Once you’ve moved to production, it’s time to run your tests on a cadence, creating a monitor that tell you within minutes if any part of your service goes down. The process for setting this cadence looks like:

  1. Determine the right check frequency based on SLA
  2. Configure your tests either in the web UI or by editing your test repository’s config file
  3. Group or tag tests by criticality to have consistent cadence for high value services - this also makes it easier to see checks together in the web UI

With alerts running on a cadence, you can ensure that you’re hearing about failures before your users report them. The final step is setting up the alerting your team receives when a monitor detects problems.

Alerting on failures

Finally, now that we’re monitoring production with Checkly, we’ll need to send alerts to an on-call team and/or key stakeholders when something is detected as not working. Checkly supports multiple alert channels, with configuration available either for a single check, at the group level, or all checks. Some best practices:

  • Configure retry logic for minimal alert fatigue - Checkly offers fine-grained retries on checks, and it’s important to double-check that failures aren’t transitory. Balance alert fatigue with time efficiency, as multiple retries can significantly impact time to detection.
  • Don’t rely on a single alert channel, always have at least one backup like a slack message or email to make sure that a delivery failure doesnt aggravate an outage.
  • Use soft assertions and degraded states for more depth - not every behavior counts as total failure. For slowly-loading graphics or error messages that don’t block the user, use the degraded state to flag the problem without sending high priority alerts.

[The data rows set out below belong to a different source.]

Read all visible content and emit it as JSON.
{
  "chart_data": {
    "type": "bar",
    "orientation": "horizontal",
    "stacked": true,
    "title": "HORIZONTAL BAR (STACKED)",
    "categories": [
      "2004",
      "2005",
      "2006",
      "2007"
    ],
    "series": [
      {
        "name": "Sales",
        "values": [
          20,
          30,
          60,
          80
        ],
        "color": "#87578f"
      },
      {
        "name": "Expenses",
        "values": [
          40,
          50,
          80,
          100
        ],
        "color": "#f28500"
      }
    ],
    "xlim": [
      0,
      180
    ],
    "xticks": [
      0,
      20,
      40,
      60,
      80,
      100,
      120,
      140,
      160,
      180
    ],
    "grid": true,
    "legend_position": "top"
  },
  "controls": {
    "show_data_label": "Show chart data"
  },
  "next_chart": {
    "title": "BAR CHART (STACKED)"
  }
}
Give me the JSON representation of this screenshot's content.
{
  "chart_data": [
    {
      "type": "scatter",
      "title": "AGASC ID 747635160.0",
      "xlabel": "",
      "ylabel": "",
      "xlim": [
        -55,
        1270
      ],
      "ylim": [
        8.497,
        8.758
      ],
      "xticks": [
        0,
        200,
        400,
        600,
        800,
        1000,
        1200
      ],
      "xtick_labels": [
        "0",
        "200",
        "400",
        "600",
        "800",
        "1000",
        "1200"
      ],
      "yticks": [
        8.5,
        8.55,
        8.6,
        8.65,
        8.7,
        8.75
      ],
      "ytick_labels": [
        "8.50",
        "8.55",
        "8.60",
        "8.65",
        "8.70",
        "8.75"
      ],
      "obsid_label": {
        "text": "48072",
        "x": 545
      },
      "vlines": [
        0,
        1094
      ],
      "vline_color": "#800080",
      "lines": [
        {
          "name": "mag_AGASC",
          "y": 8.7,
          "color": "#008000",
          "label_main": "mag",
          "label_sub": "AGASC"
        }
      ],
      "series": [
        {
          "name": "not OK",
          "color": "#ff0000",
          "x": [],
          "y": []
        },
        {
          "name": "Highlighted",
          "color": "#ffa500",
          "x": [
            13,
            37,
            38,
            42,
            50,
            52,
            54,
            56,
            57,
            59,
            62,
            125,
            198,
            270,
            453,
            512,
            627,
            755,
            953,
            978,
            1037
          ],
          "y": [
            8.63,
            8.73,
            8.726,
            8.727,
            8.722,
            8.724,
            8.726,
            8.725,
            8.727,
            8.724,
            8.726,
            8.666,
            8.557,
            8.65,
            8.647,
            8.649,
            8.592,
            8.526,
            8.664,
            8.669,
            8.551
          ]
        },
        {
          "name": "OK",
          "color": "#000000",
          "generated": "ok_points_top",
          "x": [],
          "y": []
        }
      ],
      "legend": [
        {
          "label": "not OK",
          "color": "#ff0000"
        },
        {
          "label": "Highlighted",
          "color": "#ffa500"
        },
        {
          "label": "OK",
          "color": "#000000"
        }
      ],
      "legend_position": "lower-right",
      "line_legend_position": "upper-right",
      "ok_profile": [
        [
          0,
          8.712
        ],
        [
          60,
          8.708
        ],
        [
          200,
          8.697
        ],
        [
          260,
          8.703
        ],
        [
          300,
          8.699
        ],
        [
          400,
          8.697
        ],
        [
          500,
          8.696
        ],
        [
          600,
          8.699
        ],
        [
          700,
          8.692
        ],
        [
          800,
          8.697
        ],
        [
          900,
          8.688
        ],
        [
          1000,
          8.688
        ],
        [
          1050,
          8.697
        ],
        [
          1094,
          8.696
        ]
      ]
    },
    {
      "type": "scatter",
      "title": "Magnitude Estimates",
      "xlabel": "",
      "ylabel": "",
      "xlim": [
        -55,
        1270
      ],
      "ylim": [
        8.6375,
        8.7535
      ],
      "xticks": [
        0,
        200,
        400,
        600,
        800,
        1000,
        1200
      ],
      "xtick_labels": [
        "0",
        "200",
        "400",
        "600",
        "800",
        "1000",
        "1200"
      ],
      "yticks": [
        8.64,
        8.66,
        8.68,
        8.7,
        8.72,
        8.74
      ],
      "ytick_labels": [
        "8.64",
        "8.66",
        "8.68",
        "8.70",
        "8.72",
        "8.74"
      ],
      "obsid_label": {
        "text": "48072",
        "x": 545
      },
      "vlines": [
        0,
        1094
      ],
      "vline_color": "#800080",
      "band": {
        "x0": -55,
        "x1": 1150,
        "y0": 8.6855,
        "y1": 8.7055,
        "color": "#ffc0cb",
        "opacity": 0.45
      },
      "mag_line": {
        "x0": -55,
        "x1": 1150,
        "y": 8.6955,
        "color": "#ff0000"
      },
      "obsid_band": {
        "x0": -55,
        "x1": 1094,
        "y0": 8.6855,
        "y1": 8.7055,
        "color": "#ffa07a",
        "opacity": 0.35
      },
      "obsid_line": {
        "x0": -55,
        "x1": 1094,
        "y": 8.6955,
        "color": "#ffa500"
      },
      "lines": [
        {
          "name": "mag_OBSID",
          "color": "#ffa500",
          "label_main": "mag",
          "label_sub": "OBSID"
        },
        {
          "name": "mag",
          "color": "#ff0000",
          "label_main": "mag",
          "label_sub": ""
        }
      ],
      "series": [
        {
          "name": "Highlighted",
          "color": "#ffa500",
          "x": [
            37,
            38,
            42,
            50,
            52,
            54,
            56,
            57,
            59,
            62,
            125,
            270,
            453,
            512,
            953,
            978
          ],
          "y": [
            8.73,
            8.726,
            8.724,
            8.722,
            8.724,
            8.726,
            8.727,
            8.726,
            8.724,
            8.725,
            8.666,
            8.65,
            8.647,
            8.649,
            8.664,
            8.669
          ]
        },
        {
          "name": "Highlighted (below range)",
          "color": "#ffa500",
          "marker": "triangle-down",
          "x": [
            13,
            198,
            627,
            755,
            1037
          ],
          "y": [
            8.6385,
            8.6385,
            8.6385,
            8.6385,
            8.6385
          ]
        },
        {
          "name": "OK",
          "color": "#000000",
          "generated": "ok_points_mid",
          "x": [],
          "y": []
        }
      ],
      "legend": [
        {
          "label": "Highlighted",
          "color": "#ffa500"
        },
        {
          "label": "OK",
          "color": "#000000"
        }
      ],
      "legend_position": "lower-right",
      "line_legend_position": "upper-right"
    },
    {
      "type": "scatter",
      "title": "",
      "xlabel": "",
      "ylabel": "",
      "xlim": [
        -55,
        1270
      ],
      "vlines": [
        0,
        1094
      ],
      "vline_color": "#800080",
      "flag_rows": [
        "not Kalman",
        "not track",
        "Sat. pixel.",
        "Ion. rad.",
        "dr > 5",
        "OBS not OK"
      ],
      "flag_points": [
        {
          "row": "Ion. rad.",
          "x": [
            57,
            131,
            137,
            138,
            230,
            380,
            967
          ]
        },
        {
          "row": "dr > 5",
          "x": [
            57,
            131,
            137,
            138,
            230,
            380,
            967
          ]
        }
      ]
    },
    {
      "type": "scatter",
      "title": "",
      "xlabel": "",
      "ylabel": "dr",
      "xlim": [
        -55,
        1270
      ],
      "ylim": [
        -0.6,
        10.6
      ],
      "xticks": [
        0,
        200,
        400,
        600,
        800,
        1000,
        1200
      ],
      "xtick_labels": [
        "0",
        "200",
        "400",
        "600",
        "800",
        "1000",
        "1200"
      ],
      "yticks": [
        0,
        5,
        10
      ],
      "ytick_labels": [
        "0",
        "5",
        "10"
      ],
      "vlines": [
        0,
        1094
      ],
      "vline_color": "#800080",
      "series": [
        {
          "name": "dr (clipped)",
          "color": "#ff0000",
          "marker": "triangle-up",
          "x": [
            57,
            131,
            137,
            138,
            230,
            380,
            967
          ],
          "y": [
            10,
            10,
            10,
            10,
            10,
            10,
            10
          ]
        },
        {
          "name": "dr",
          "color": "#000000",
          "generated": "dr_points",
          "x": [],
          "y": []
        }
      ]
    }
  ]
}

There’s also a general factor of time and team culture: if you do the work now to ensure checkly alerts are timely and informative, your team will grow a culture of taking alerts from Checkly seriously, and either resolving or investigating every high priority notification.

Conclusions: from dev to production with Checkly

With Checkly and Playwright, you can test and monitor every stage—from local development to production—using the same powerful tools. This unified approach catches issues early, keeps your team informed, and helps you deliver a better experience to users.

Start small with local tests, expand to staging, then monitor production with confidence. Checkly makes it easy to stay ahead of problems before they reach your users.